NEW YORK -- A new study of how the media has covered the issue of weapons of mass destruction (WMD), released today, concludes, "Many stories stenographically reported the incumbent administration's perspectives on WMD, giving too little critical examination of the way officials framed the events, issues, threats and policy options."
The other three main conclusions of the study conducted by the Center for International and Security Studies at Maryland (CISSM) and the University of Maryland: Too few stories offered alternative perspectives to the "official line" on WMD surrounding the Iraq conflict; most journalists accepted the Bush administration linking the "war on terror" inextricably to the issue of WMD; and most media outlets represented WMD as a "monolithic menace" without distinguishing between types of weapons and between possible weapons programs and the existence of actual weapons.

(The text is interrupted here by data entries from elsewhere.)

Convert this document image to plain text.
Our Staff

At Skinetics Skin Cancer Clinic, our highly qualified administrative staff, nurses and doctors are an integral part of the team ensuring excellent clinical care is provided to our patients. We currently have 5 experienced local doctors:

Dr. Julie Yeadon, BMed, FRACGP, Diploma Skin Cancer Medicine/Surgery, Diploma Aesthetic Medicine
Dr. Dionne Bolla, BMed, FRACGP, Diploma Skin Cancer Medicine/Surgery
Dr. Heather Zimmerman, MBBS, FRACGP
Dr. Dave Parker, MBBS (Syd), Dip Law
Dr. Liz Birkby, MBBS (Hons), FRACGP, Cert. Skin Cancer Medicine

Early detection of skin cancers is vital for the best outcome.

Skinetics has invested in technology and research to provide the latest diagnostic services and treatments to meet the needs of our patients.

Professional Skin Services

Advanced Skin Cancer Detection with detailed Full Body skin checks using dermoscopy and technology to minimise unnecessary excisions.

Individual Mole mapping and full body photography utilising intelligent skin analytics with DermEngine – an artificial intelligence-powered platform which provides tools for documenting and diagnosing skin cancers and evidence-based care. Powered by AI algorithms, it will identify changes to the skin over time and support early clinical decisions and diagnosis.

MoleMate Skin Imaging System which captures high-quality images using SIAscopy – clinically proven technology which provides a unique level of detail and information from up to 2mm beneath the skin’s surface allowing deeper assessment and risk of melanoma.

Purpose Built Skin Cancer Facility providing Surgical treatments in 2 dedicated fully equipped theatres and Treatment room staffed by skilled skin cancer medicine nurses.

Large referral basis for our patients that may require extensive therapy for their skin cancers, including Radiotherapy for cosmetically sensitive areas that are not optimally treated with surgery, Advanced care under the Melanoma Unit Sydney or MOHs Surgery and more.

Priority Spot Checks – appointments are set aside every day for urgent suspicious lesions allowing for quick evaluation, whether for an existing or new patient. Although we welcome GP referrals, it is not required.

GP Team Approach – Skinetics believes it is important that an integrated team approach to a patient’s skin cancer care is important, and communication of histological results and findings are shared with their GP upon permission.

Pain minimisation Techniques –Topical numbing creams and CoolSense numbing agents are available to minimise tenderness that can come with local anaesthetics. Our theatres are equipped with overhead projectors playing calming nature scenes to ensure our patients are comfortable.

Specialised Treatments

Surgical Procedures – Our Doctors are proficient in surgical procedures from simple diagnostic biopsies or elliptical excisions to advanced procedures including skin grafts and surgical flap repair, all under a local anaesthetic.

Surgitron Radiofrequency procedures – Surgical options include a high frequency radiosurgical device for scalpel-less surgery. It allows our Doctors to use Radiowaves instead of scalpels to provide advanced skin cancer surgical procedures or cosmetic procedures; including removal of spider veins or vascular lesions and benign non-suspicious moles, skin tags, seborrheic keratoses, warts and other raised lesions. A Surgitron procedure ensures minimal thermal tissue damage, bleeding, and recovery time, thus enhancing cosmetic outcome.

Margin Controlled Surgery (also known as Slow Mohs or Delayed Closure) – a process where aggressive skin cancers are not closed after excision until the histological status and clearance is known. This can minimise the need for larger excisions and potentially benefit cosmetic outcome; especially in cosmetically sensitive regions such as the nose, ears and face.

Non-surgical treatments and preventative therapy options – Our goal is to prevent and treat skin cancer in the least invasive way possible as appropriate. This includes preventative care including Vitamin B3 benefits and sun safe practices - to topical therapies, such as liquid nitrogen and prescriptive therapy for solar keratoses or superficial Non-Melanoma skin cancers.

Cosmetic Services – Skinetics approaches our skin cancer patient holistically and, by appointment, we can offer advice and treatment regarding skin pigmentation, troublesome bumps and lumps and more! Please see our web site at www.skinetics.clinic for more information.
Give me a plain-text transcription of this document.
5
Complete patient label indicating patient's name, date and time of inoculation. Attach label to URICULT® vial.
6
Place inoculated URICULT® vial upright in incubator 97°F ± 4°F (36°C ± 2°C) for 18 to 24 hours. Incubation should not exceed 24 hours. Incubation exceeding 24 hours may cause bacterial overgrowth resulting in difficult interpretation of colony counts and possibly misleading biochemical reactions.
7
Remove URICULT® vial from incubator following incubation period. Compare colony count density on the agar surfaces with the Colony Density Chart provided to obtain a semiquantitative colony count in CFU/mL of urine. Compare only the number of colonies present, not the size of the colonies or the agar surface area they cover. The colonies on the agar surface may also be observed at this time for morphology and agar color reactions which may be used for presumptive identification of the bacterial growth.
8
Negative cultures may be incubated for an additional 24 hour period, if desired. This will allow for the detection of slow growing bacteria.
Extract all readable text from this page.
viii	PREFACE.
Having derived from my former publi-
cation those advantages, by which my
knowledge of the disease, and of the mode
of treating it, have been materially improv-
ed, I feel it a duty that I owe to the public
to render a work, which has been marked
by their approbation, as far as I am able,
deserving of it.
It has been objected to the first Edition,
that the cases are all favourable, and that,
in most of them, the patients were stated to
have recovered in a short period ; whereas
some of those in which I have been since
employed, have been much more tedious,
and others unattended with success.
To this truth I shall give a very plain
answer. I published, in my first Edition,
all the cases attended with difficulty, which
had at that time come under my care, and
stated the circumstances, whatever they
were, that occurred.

The complete study, directed by Susan Moeller and titled "Media Coverage of Weapons of Mass Destruction (.pdf)," is available at the CISSM Web site.
The authors of the study state that, "Poor coverage of WMD resulted less from political bias on the part of journalists, editors, and producers than from tired journalistic conventions." They also declare that the British media "reported more critically on public policy than did their American colleagues."
In a foreword to the study, John Steinbruner, director of the center, writes: "The American political system is in the early stages of contending with an unwelcome but ultimately unavoidable problem. The United States initiated war against Iraq on the basis of an inaccurate representation of the scope and immediacy of the threat posed, and it did so without international authority. That has prejudiced the legitimacy of the occupation, thereby undermining the single most important ingredient of successful reconstruction."
He adds that "the American media did not play the role of checking and balancing the exercise of power that the standard theory of democracy requires."
Among those writers singled out for praise in the study are Barton Gellman, Walter Pincus, Michael Getler and Dana Milbank of The Washington Post, Bob Drogin of the Los Angeles Times, and David Sanger and William Broad of The New York Times. It also cites articles in E&P by William Jackson Jr. exploring Judith Miller's controversial WMD coverage in the New York Times.